This morning started off well, with a light climb up to the Devil's Backbone (not that devilish, really...with a name like that, I was expecting some tough terrain, but it was just a nice little ridge), followed by a light descent down to Holman Pass, where I took a morning break and got caught by Good Times. We climbed another 6 miles to lunch, just below Woody Pass. This morning felt really good- I loved the hiking, and the scenery was stunning. It has been colder the past few days, and the leaves are starting to change color on the groundcover foliage, so there is a great combination of colors: the darker fir trees, with the lighter shrubs and the bright red and orange groundcovers. Just before Woody Pass, the trail crosses over a pass that is almost as high as Woody, then drops down about 500 feet, cross a talus slope and reclimbs the 500 feet on the other side, rather than pass where the old trail used to go, across a rock face at the top of the rockslide. It was a little nerve-wracking crossing the talus slope as it was, with a big drop to a creek valley, and a large outdoor adventure group passing me in the middle of it. I would have been even more nervous if I had reached the first pass when Good Times did: he saw a huge piece of the rock face fall off, causing a slide down a chute towards the trail that he was about to walk on. I'm really glad I didn't know about that until I caught up with him on the other side.
From our lunch point, it was 4 miles of walk along a ridge to the last high point on the trail- the top of a peak on the ridegeline, with an amazing view of the North Cascades, all snow-covered with clouds moving in. It was 3 pm when we got there, and we knew we only had 9 miles to go to reach the border. We had previously talked about not going all the way there that night, camping 4 miles before it, and hitting the border in the morning. Naturally, the desire to finish kicked in, and we decided to go for it. The last 9 miles were all downhill, easy terrain, and fast-going, especially with the knowledge that the border was so close. I was thrilled when I reached the pass just 4 miles before the border and saw a sign on the tree. Rather than what all the previous signs had said, giving direction to lakes, passes, wildernesses, or roads, this one just said "US Border" with an arrow. Finally, I reached the first switchback, which showed a view of a straight line, about 20 ft wide, where all the trees and brush had been cleared: the border. I knew from talking with other hikers that the border at the point where the trail crosses it just sort of appeared out of nowhere from a series of switchbacks, but I thought it would be much further, several switchbacks down. Looking at my watch, there was no way I could have done 9 miles in only 2 hours and 15 minutes, including a stop for water. I kept walking, thinking I would be at least an hour from the border. To my surprise, in only 15 minutes, I came around a switchback and saw the sign for the border. Walking out of the tree cover, I saw the border monument and the PCT monument. I was there.
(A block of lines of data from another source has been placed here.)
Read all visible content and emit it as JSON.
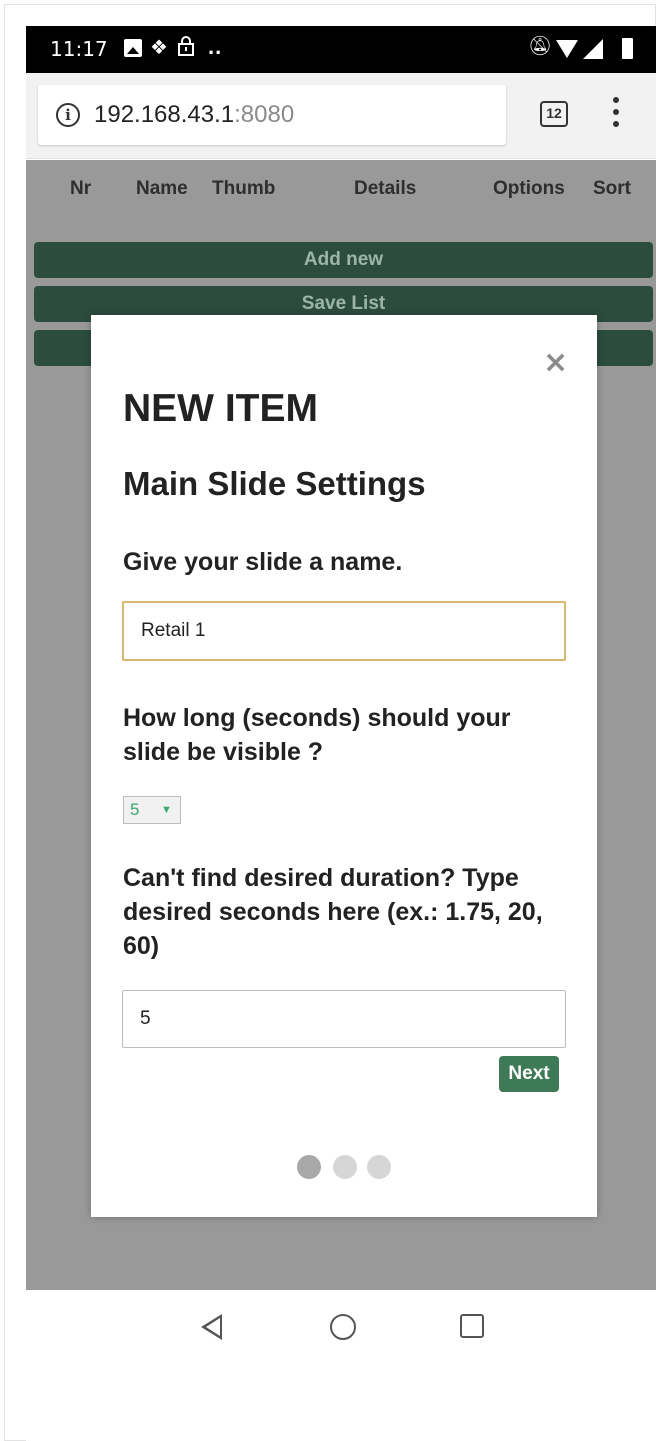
{
  "status_bar": {
    "time": "11:17",
    "icons": [
      "image-icon",
      "dropbox-icon",
      "lock-icon",
      "more-notifications-icon",
      "notifications-muted-icon",
      "wifi-icon",
      "signal-icon",
      "battery-icon"
    ]
  },
  "browser": {
    "url_host": "192.168.43.1",
    "url_port": ":8080",
    "tab_count": "12"
  },
  "table_header": {
    "columns": [
      "Nr",
      "Name",
      "Thumb",
      "Details",
      "Options",
      "Sort"
    ]
  },
  "page_buttons": {
    "add_new": "Add new",
    "save_list": "Save List",
    "third": ""
  },
  "modal": {
    "close_glyph": "×",
    "title": "NEW ITEM",
    "subtitle": "Main Slide Settings",
    "name_question": "Give your slide a name.",
    "name_value": "Retail 1",
    "duration_question": "How long (seconds) should your slide be visible ?",
    "duration_selected": "5",
    "custom_question": "Can't find desired duration? Type desired seconds here (ex.: 1.75, 20, 60)",
    "custom_value": "5",
    "next_label": "Next",
    "steps": {
      "total": 3,
      "current": 1
    }
  },
  "colors": {
    "overlay": "#999999",
    "button_dark_green": "#2c4d3e",
    "next_button": "#3d7a55",
    "name_input_border": "#d8b770"
  }
}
It is impossible to describe how I felt at that moment, but I'll give it a shot. I felt elated, like nothing could possibly be better. The first thing I did was to run up and hug the PCT monument. I was so happy just to be there and to have made it. With that happiness came an overwhelming sense of not knowing what to do next- I have been aiming for this one goal for the past 5 months, now what do I do? As soon as that thought had entered my head, though, it left, replaced by joy at just being here and shock that I actually did it. I had been telling myself for so long that I wouldn't be sure I would make it to the border until the day I actually crossed it- so many people who when I met them at the beginning, I thought they would make it for sure, have dropped off the trail due to injury or simply not wanting to hike anymore. There was never a guarantee that I would make it there, so it really was almost a surprise to me when I did. I sat and just stared at the monument as I ate my celebratory bag of Nachos Doritos. As I was sitting there, it started to rain lightly, so Good Times and I both packed up quickly and took off for the campsite we had heard was just past the border. We came around the corner and saw smoke from a campfire rising, with several of our friends sitting around it. What a perfect way to spend the night after the border: with friends and a campfire.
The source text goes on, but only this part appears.